On the first beat the Kiwis kept bouncing BMW Oracle out to the right hand side of the course until the lay line, a gutsy call that required perfect boat handling. As the pair approached the weather mark a luffing match broke out as the Kiwis squeezed out every inch of an advantage that they could to round ahead.
By the bottom of the downhill slide the boats rounded opposite marks, BMW Oracle fluffing their drop and having to ditch the kite. Both boats were neck and neck.
The beat was head to head all the way and at the weather mark a luffing match with the Kiwis pushing BMW Oracle way out to the right looked like the pair were about to turn their match into an offshore race. But, after an agonising few minutes, BMW Oracle got painfully close to rolling Team New Zealand. But still the Kiwis were having none of it and drove the American team out to the right hand side of the course. As they did so, the protest flag was waving like a cheerleader’s as BMW Oracle appealed to the umpires time after time that a proper course wasn’t being adhered to. With every appeal came a green flag.
And then the gybe that could seal the Kiwis’ fate. A gybe that was performed with clinical precision. Yet still the battle continued, with several more gybes into the finish, each one a nail biter for both boats.

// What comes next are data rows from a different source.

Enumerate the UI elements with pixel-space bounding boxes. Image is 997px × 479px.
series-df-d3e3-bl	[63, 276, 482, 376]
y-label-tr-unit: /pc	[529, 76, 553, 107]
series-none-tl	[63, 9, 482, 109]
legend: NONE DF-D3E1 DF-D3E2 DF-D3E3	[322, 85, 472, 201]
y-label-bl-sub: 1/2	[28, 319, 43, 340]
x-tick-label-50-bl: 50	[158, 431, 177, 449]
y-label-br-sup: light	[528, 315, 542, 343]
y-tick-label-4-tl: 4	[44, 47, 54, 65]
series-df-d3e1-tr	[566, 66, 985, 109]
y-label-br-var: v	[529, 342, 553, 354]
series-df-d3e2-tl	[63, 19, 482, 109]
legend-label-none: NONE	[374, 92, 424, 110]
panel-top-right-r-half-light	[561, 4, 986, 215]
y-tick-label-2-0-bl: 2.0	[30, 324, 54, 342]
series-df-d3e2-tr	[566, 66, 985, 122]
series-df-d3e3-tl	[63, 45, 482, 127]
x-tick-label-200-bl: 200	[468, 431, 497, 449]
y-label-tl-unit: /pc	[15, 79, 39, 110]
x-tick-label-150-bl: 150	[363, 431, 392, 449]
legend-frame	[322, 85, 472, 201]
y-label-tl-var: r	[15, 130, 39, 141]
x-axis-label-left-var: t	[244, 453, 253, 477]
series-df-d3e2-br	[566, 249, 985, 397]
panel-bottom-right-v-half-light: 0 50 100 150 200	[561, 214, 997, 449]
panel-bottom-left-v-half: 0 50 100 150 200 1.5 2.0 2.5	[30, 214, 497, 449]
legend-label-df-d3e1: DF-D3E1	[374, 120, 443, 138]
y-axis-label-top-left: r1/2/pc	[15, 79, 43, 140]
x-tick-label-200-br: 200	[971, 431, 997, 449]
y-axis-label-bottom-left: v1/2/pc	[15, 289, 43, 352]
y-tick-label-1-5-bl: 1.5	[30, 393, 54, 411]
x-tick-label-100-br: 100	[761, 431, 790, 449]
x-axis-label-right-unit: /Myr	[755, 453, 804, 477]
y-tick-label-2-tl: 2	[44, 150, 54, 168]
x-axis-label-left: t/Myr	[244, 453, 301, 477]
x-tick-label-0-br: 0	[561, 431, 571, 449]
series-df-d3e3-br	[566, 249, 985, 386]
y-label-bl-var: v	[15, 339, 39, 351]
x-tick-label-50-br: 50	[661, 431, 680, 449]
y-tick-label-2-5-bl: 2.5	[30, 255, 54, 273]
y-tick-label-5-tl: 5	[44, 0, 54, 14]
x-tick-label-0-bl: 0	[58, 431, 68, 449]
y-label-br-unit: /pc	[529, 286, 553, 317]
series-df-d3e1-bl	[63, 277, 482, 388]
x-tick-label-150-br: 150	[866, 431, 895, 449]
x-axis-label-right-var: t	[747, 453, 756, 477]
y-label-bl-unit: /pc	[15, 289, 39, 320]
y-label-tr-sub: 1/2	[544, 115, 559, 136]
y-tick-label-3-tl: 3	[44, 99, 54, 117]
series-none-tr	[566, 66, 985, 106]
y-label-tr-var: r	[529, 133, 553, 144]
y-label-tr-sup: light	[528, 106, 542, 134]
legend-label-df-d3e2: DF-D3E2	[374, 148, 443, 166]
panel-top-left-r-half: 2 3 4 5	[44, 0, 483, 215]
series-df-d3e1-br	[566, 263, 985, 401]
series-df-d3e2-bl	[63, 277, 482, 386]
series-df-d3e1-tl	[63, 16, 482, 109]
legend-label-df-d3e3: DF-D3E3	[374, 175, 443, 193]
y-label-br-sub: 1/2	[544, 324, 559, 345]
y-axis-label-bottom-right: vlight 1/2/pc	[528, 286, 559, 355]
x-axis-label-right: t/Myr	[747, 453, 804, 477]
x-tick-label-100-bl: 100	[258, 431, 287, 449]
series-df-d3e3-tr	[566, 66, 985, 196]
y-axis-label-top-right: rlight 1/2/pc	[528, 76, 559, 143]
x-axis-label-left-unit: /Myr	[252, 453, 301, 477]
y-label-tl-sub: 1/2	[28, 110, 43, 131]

The result, a win for the Kiwis and another boost for the most impressive team at the event.
Their second match was against Alinghi, the first of a possible three to seal overall victory in Act 12. For all those who witnessed the earlier close action, this race, although close, was marginally easier victory for the Kiwis who have yet to be beaten in their new NZL 84 by the Swiss.
If this is a sign of what is to come next year, there are few that can wait.